Tuesday, October 26, 2010

Fred Pohl Reviews Heinlein Biography

Present Dean -- or at least Senior Wrangler -- of American SF writers, Frederik Pohl, reviews Robert A. Heinlein: In Dialogue With His Century, Volume 1.

Interesting insight, from a guy who was there.

(Also from Pohl, a bit of chicken-heart insight, in the midst of meatier musings about collaborative writing. Ooo).

6 comments:

BobG said...

I didn't even know Frederick Pohl was still alive.

Nathan said...

I need to get John Carr's H. Beam Piper biography back from the friend who borrowed it. I think I remember reading that Piper, while friendly with Pohl, privately didn't think much of him (and that his attitude was not necessarily uncommon among other writers who had to deal with Pohl). But I'd have to read the book again to be sure of that.

Roberta X said...

Of course, Piper's impresson of Pohl is decades out of date. The younger Pohl was A) an Editor, traditional enemy of all writers and B) one of the Futurians, with all that entails (politically left, though not commies [a distinction that hardly survived WW II, due first in no small part to aggressive recruiting by the USSR and then the postwar "Red Scare."]). The older Pohl...? I would not hazard a guess about his voting habits and I'm damned if I'd waste his time or mine debating such things; I'm just happy he's still writing interesting, readable fiction.

He may have been one of the first writers -- well before 11 September 2001 -- to suggest it is unwise to appear to take terrorists too seriously; after all, that only inflates their image. Far better to mock 'em -- and strike at them unexpectedly.

Bubblehead Les. said...

I have GOT to get to a Science Fiction Convention soon. I'm glad Fred's still around, but I'm scared to Google some of my Favorites and see if they're still above ground. Wait a second....Okay, Harlan Ellison's still here.
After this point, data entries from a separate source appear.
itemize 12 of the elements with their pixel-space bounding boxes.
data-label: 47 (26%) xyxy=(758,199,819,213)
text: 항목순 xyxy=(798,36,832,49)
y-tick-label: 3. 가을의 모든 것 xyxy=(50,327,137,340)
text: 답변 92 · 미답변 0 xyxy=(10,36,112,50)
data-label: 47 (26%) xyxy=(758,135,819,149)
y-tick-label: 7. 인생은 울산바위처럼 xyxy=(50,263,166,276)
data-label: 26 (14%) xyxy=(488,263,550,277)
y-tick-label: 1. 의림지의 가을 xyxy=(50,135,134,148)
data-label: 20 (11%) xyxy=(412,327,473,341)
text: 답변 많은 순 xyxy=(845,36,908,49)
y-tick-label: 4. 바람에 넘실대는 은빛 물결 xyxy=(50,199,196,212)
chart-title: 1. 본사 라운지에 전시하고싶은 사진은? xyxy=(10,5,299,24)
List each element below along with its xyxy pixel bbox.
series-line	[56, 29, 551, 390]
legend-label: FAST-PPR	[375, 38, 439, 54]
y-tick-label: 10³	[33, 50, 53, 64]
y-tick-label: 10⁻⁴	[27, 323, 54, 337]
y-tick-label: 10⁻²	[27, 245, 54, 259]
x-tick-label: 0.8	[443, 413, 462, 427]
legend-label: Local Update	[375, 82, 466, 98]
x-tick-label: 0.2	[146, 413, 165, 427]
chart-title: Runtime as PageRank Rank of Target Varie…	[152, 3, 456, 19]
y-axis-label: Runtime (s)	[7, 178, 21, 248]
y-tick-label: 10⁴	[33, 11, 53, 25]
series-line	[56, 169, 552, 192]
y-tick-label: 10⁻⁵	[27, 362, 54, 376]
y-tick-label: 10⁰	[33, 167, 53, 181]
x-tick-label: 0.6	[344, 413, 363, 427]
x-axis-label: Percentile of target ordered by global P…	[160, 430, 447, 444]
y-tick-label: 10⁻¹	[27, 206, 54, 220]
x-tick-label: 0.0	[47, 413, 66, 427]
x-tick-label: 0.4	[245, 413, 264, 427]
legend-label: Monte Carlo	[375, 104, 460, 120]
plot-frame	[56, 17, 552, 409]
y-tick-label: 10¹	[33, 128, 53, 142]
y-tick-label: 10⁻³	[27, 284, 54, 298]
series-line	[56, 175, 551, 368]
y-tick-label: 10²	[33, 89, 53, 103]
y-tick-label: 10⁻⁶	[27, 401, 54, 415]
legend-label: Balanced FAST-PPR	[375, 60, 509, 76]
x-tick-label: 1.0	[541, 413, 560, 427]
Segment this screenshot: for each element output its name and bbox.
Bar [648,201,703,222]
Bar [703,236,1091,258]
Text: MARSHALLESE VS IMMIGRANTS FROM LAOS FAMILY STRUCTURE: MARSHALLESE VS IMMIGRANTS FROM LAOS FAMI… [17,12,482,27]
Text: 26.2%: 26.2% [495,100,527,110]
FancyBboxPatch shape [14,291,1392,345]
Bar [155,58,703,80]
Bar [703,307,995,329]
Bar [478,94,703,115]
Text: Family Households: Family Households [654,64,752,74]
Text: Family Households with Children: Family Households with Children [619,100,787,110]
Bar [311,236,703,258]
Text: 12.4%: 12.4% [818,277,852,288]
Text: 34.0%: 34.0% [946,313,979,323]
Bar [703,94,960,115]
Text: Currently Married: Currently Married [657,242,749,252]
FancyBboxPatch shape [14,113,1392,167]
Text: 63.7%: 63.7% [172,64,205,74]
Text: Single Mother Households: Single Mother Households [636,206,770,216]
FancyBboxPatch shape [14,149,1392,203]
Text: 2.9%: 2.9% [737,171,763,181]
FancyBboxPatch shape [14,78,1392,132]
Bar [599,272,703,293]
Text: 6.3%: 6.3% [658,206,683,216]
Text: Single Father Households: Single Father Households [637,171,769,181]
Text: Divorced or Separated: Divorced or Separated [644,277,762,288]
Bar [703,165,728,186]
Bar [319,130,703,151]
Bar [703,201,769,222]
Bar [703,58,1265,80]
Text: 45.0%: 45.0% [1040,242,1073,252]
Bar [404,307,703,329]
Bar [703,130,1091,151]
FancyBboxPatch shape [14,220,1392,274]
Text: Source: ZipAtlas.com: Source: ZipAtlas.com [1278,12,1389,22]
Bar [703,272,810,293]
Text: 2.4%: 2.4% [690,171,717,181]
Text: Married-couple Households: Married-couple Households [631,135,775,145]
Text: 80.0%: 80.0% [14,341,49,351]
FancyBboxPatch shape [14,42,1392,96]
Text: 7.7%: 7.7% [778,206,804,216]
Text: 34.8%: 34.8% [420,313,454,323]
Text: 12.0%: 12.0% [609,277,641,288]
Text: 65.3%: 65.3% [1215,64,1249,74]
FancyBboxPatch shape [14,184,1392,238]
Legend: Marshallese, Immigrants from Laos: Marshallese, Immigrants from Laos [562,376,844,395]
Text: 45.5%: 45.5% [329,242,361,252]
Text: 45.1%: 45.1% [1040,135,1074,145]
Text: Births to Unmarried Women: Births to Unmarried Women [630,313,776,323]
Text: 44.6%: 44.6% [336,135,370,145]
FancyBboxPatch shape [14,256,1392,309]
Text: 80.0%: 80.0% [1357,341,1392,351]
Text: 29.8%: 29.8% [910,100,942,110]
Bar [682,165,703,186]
But that'll be really Weird when he reaches the Top Survivor Spot, though.

Roberta X said...

Yeah, I'd started to read Locus regularly, way back, and the day the one with Robert A. Heinlein and Clifford D. Simak's passing noted on the cover showed up, I decided it was just too depressing and stopped.

The torch is passed and the Giants of Yore give way, one by one -- but dang, it hurts to see them go.

DirtCrashr said...

I liked Clifford Simak a lot, and I think one reason I went to UCSC was because Heinlein's books were there.